An important effect of the Zeppelin raids was to bring the war directly to the experience of the British public, and the effect on recruiting as well as in arousing an increased national spirit for defense was marked. On the other hand, in Germany the Zeppelin raids produced great elation, and the German populace anticipated that the aerial invasion of Great Britain would contribute materially toward the conclusion of the war.
In the early summer of 1915 there had been rather less activity on the war front in eastern France and Flanders, especially on the part of the Germans, and as later developments proved, they apparently were engaged in experiments with new types of machines and engines.
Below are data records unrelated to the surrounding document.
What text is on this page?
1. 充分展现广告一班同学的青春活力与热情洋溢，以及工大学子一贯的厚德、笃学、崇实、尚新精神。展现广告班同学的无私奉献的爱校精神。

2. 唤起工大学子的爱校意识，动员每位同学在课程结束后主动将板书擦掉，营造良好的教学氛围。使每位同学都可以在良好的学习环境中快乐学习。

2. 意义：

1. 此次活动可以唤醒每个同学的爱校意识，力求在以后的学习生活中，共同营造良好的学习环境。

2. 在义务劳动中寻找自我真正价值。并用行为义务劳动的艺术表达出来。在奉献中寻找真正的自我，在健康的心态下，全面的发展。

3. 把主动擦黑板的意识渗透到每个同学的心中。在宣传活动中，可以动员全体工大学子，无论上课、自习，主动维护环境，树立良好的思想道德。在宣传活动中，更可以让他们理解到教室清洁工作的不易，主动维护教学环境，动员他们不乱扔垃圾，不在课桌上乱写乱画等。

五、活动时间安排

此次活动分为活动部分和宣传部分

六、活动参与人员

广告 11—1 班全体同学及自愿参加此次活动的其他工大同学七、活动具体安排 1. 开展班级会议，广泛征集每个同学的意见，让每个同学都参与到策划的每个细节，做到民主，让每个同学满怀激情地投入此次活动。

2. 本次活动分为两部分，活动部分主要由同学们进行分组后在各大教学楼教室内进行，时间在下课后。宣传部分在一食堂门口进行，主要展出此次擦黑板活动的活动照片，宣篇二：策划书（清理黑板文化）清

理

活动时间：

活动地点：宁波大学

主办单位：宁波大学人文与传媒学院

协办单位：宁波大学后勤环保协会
There was also in this time a manifestation of increased skill on the part of the German air pilots, so that when the new machines were brought out they were handled with skill and ease, especially when climbing to the upper air and dodging the shells from antiaircraft guns of the Allies.
In the meantime, and especially during August, 1915, the French began to develop bombing attacks against German arms and ammunition factories, railway junctions, and other military establishments, on a scale never before attempted in aerial warfare. Toward the middle of the month as many as eighty-four French aeroplanes were assembled for a flight over the German lines, and so carefully were these aviators trained that in less than four minutes the eighty-four aeroplanes were in the sky, arranged in perfect tactical formation. On this particular occasion a reconnaissance was made in force, and the various evolutions and the distributions of the machines were carefully tried. With such practice, on August 25, 1915, a French aerial squadron, including sixty-two aviators, flew over the heights of Dilligen in Rhenish Prussia, thirty miles southeast of Trèves, and dropped more than 150 bombs, thirty of which were of large caliber. This raid, while successful in many respects, was not without damage, for the French lost four aeroplanes. One fell to earth on fire near Bolzhen with the pilot and observer killed. A second was captured by the Germans, together with its occupants, near Romilly, a third was forced to land near Arracourt, north of Lunéville, and was destroyed by German artillery, and the fourth landed within range of the German guns near Moevruns, south of Nomeny, behind the French front. On this very day a second French squadron bombed the German camps of Pannes and Baussant, starting fires, and discharged bombs over other German stations and bivouacs. In Argonne stations were bombarded as well as the aviation park of Vitry-en-Artois. Allied fleets of French, British, and Belgian aeroplanes, both of the land and sea services, comprising some sixty machines in all, bombarded the wood of Houthulst and set a number of fires.
It must not be inferred that at this time there was any lack of individual effort or achievement. Often bombs were dropped at important stations on lines of communication, and on August 26, 1915, a poisoned gas plant at Dornach was bombed by a French aeroplane and ten shells dropped.